The older thread is here.
I wouldn’t make a meaningful differentiation between meaning and definition. A definition is simply a description of a word’s meaning and will vary from dictionary to dictionary. (Definitions can be copyrighted.) But the meaning should be the same regardless of who writes the definition.
I think the problem is with exact, not with meaning. I don’t think that anyone would dispute that brothel and bordello were synonyms or that they had the same meaning. The quibble was over how exactly those meanings match. It is rare that two words will be used in exactly the same registers, contexts, and with the same connotations.
Look at the OED cites for brothel v. bordello:
a1593 H. Smith Wks. (1867) II. 26 Some [return] unto the taverns, and some unto the alehouses..and some unto brothels.
1608 Shakespeare King Lear xi. 87 Keepe thy foote out of brothell.
a1704 T. Brown Satire Against Woman in Wks. (1707) I. i. 84 We need not rake the Brothel and the Stews.
1711 R. Steele Spectator No. 190. ⁋2 You understand by this time that I was left in a Brothel.
1751 Johnson Rambler No. 171. ⁋12 Tricked up for sale by the mistress of a brothel.
1828 T. B. Macaulay Hallam’s Constit. Hist. in Edinb. Rev. Sept. 152 The offal of gaols and brothels.
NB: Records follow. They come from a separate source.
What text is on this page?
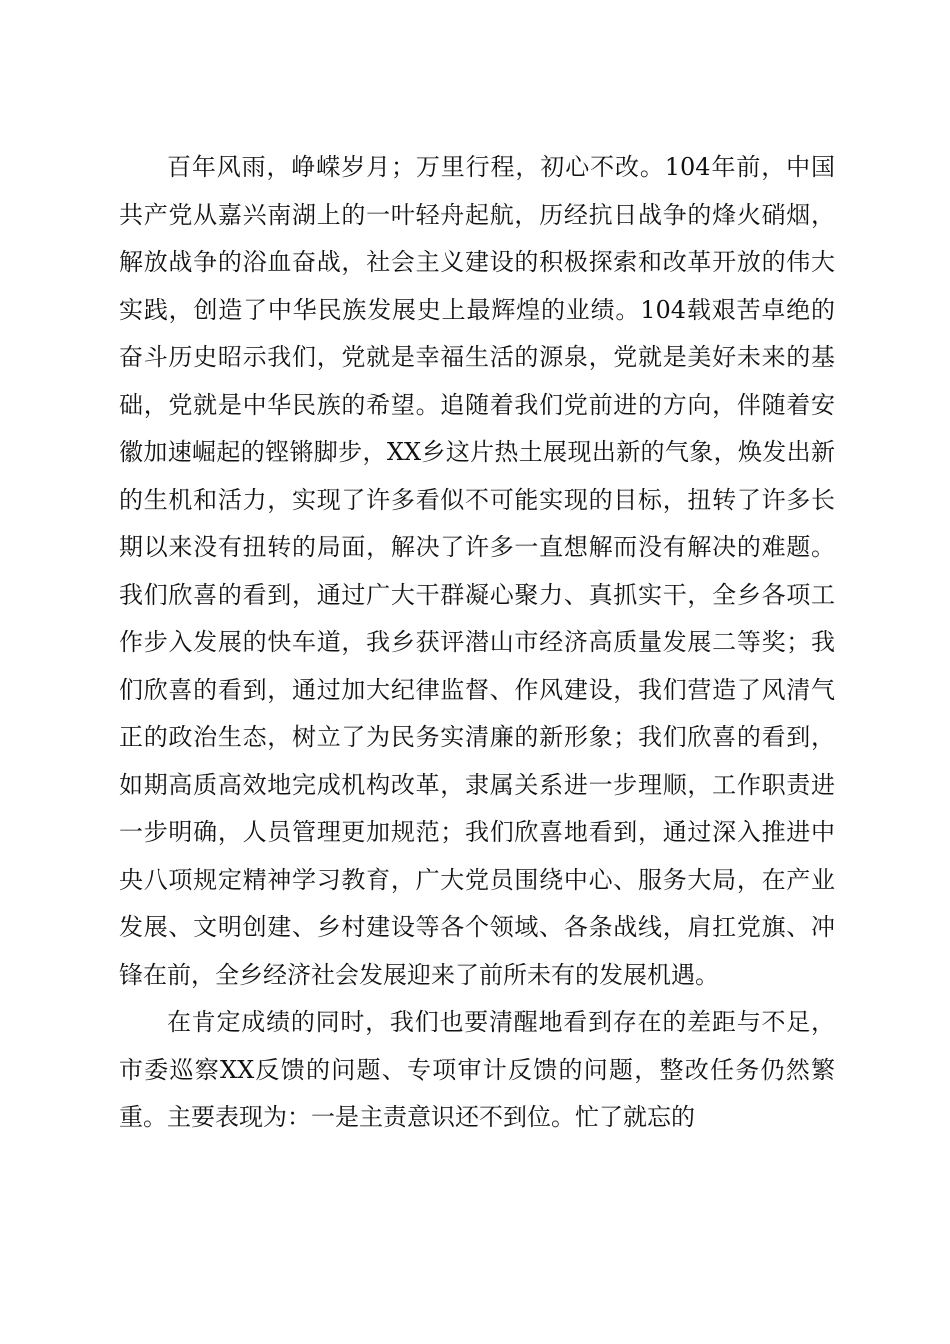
百年风雨，峥嵘岁月；万里行程，初心不改。104年前，中国共产党从嘉兴南湖上的一叶轻舟起航，历经抗日战争的烽火硝烟，解放战争的浴血奋战，社会主义建设的积极探索和改革开放的伟大实践，创造了中华民族发展史上最辉煌的业绩。104载艰苦卓绝的奋斗历史昭示我们，党就是幸福生活的源泉，党就是美好未来的基础，党就是中华民族的希望。追随着我们党前进的方向，伴随着安徽加速崛起的铿锵脚步，XX乡这片热土展现出新的气象，焕发出新的生机和活力，实现了许多看似不可能实现的目标，扭转了许多长期以来没有扭转的局面，解决了许多一直想解而没有解决的难题。我们欣喜的看到，通过广大干群凝心聚力、真抓实干，全乡各项工作步入发展的快车道，我乡获评潜山市经济高质量发展二等奖；我们欣喜的看到，通过加大纪律监督、作风建设，我们营造了风清气正的政治生态，树立了为民务实清廉的新形象；我们欣喜的看到，如期高质高效地完成机构改革，隶属关系进一步理顺，工作职责进一步明确，人员管理更加规范；我们欣喜地看到，通过深入推进中央八项规定精神学习教育，广大党员围绕中心、服务大局，在产业发展、文明创建、乡村建设等各个领域、各条战线，肩扛党旗、冲锋在前，全乡经济社会发展迎来了前所未有的发展机遇。

在肯定成绩的同时，我们也要清醒地看到存在的差距与不足，市委巡察XX反馈的问题、专项审计反馈的问题，整改任务仍然繁重。主要表现为：一是主责意识还不到位。忙了就忘的
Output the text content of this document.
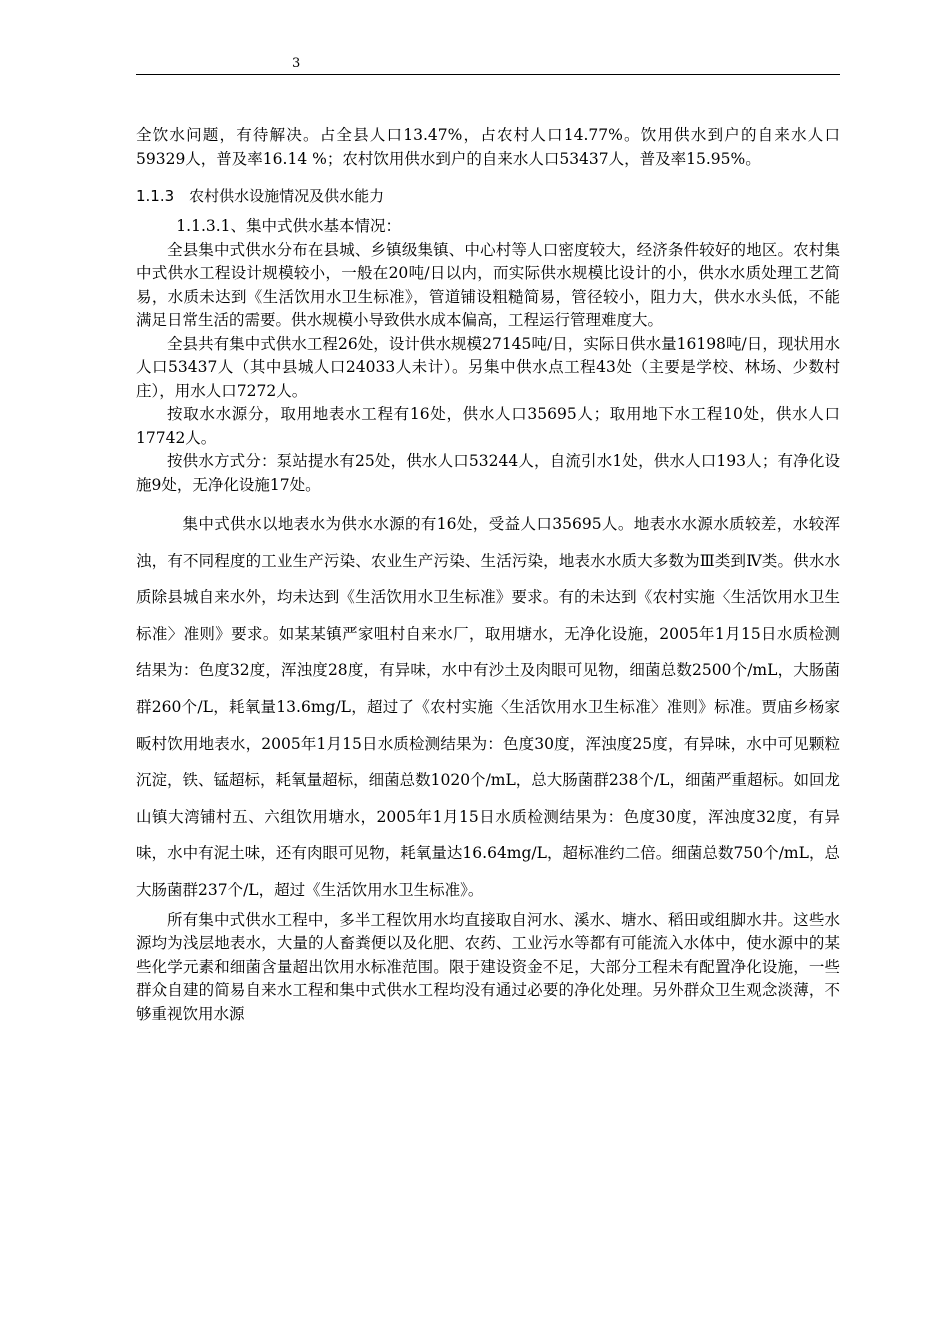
3

全饮水问题，有待解决。占全县人口13.47%，占农村人口14.77%。饮用供水到户的自来水人口59329人，普及率16.14 %；农村饮用供水到户的自来水人口53437人，普及率15.95%。

1.1.3　农村供水设施情况及供水能力

1.1.3.1、集中式供水基本情况：

全县集中式供水分布在县城、乡镇级集镇、中心村等人口密度较大，经济条件较好的地区。农村集中式供水工程设计规模较小，一般在20吨/日以内，而实际供水规模比设计的小，供水水质处理工艺简易，水质未达到《生活饮用水卫生标准》，管道铺设粗糙简易，管径较小，阻力大，供水水头低，不能满足日常生活的需要。供水规模小导致供水成本偏高，工程运行管理难度大。

全县共有集中式供水工程26处，设计供水规模27145吨/日，实际日供水量16198吨/日，现状用水人口53437人（其中县城人口24033人未计）。另集中供水点工程43处（主要是学校、林场、少数村庄），用水人口7272人。

按取水水源分，取用地表水工程有16处，供水人口35695人；取用地下水工程10处，供水人口17742人。

按供水方式分：泵站提水有25处，供水人口53244人，自流引水1处，供水人口193人；有净化设施9处，无净化设施17处。

集中式供水以地表水为供水水源的有16处，受益人口35695人。地表水水源水质较差，水较浑浊，有不同程度的工业生产污染、农业生产污染、生活污染，地表水水质大多数为Ⅲ类到Ⅳ类。供水水质除县城自来水外，均未达到《生活饮用水卫生标准》要求。有的未达到《农村实施〈生活饮用水卫生标准〉准则》要求。如某某镇严家咀村自来水厂，取用塘水，无净化设施，2005年1月15日水质检测结果为：色度32度，浑浊度28度，有异味，水中有沙土及肉眼可见物，细菌总数2500个/mL，大肠菌群260个/L，耗氧量13.6mg/L，超过了《农村实施〈生活饮用水卫生标准〉准则》标准。贾庙乡杨家畈村饮用地表水，2005年1月15日水质检测结果为：色度30度，浑浊度25度，有异味，水中可见颗粒沉淀，铁、锰超标，耗氧量超标，细菌总数1020个/mL，总大肠菌群238个/L，细菌严重超标。如回龙山镇大湾铺村五、六组饮用塘水，2005年1月15日水质检测结果为：色度30度，浑浊度32度，有异味，水中有泥土味，还有肉眼可见物，耗氧量达16.64mg/L，超标准约二倍。细菌总数750个/mL，总大肠菌群237个/L，超过《生活饮用水卫生标准》。

所有集中式供水工程中，多半工程饮用水均直接取自河水、溪水、塘水、稻田或组脚水井。这些水源均为浅层地表水，大量的人畜粪便以及化肥、农药、工业污水等都有可能流入水体中，使水源中的某些化学元素和细菌含量超出饮用水标准范围。限于建设资金不足，大部分工程未有配置净化设施，一些群众自建的简易自来水工程和集中式供水工程均没有通过必要的净化处理。另外群众卫生观念淡薄，不够重视饮用水源
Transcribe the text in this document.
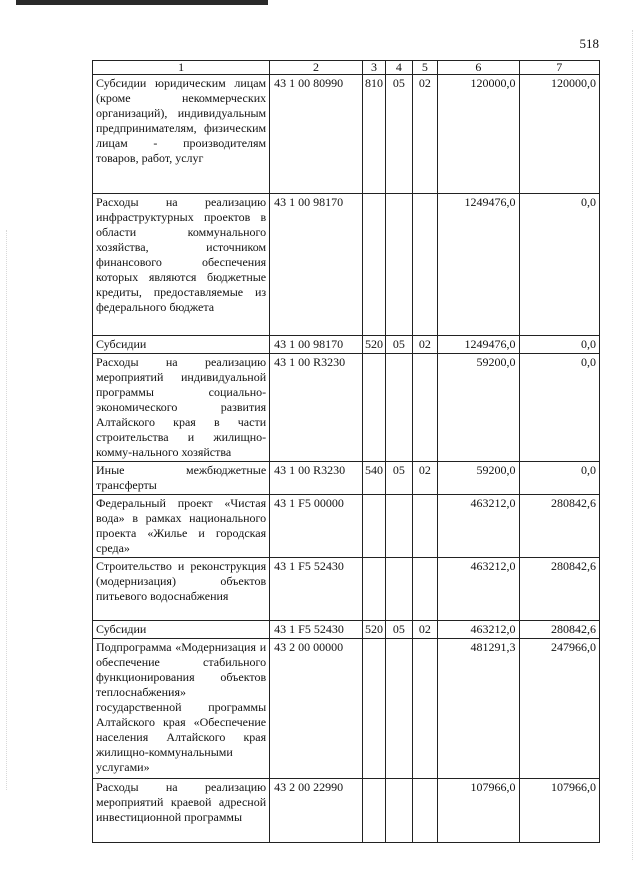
518
1	2	3	4	5	6	7
Субсидии юридическим лицам (кроме некоммерческих организаций), индивидуальным предпринимателям, физическим лицам - производителям товаров, работ, услуг	43 1 00 80990	810	05	02	120000,0	120000,0
Расходы на реализацию инфраструктурных проектов в области коммунального хозяйства, источником финансового обеспечения которых являются бюджетные кредиты, предоставляемые из федерального бюджета	43 1 00 98170				1249476,0	0,0
Субсидии	43 1 00 98170	520	05	02	1249476,0	0,0
Расходы на реализацию мероприятий индивидуальной программы социально-экономического развития Алтайского края в части строительства и жилищно-комму-нального хозяйства	43 1 00 R3230				59200,0	0,0
Иные межбюджетные трансферты	43 1 00 R3230	540	05	02	59200,0	0,0
Федеральный проект «Чистая вода» в рамках национального проекта «Жилье и городская среда»	43 1 F5 00000				463212,0	280842,6
Строительство и реконструкция (модернизация) объектов питьевого водоснабжения	43 1 F5 52430				463212,0	280842,6
Субсидии	43 1 F5 52430	520	05	02	463212,0	280842,6
Подпрограмма «Модернизация и обеспечение стабильного функционирования объектов теплоснабжения» государственной программы Алтайского края «Обеспечение населения Алтайского края жилищно-коммунальными услугами»	43 2 00 00000				481291,3	247966,0
Расходы на реализацию мероприятий краевой адресной инвестиционной программы	43 2 00 22990				107966,0	107966,0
1616 B. Jonson Every Man in his Humor (rev. ed.) i. ii, in Wks. I. 10 From the Burdello, it might come as well; The Spittle: or Pict-hatch.
1642 Milton Apol. Smectymnuus in Wks. (1738) I. 109 Proceed now to the afternoon; in Playhouses, he says, and the Bordelloes.
1719 Mr. Ratcliffe in T. D’Urfey Wit & Mirth IV. 23 Ah London th’adst better have built New Burdello’s, T’encourage She-traders and lusty Young Fellows.
1794 T. J. Mathias Pursuits of Lit.: Pt. I 19 The stews and bordellos of Grecian and Roman antiquity.
1930 E. Pound Draft of XXX Cantos xxviii. 130 And was lodged in a bordello (promptly).
1961 J. Heller Catch-22 (1962) xxiii. 236 The distant recesses of the strange and marvellous bordello.
From these it would seem that bordello carries a connotation of tolerance, perhaps even respectability. Brothel appears to be used in contexts where illegality and filth are implied. (As the brothel entry doesn’t appear to have been updated since the first edition, I wouldn’t trust this for a current definition and usage, but the comparison still illustrates how words can be synonyms yet still differ in usage.
Regarding nearly and almost, the difference is obvious. Nearly refers to “precision, closeness.” Almost refers to “degree, amount.” While they can be used interchangeably in many cases, nearly has a sense of “carefully, narrowly” and “particularly, in a special way” that almost does not. Nearly can also take modifiers, as in “more nearly,” that almost cannot.
Some examples where almost cannot be used from the OED:
1984 S. James Content Social Explan. 95 He has in mind a variety of factors, some more nearly connected than others.
1982 J. Campbell Grammatical Man ii. x. 113 These codes insure the transmission of messages as nearly perfect and free from error as the coder cares to make them.
1983 M. S. Power Hunt for Autumn Clowns 21 We would have had to wrap your sandwich in plain brown paper and that wouldn’t have been nearly as nice, would it?
You could use almost in that last one, but it would sound stilted and unnatural.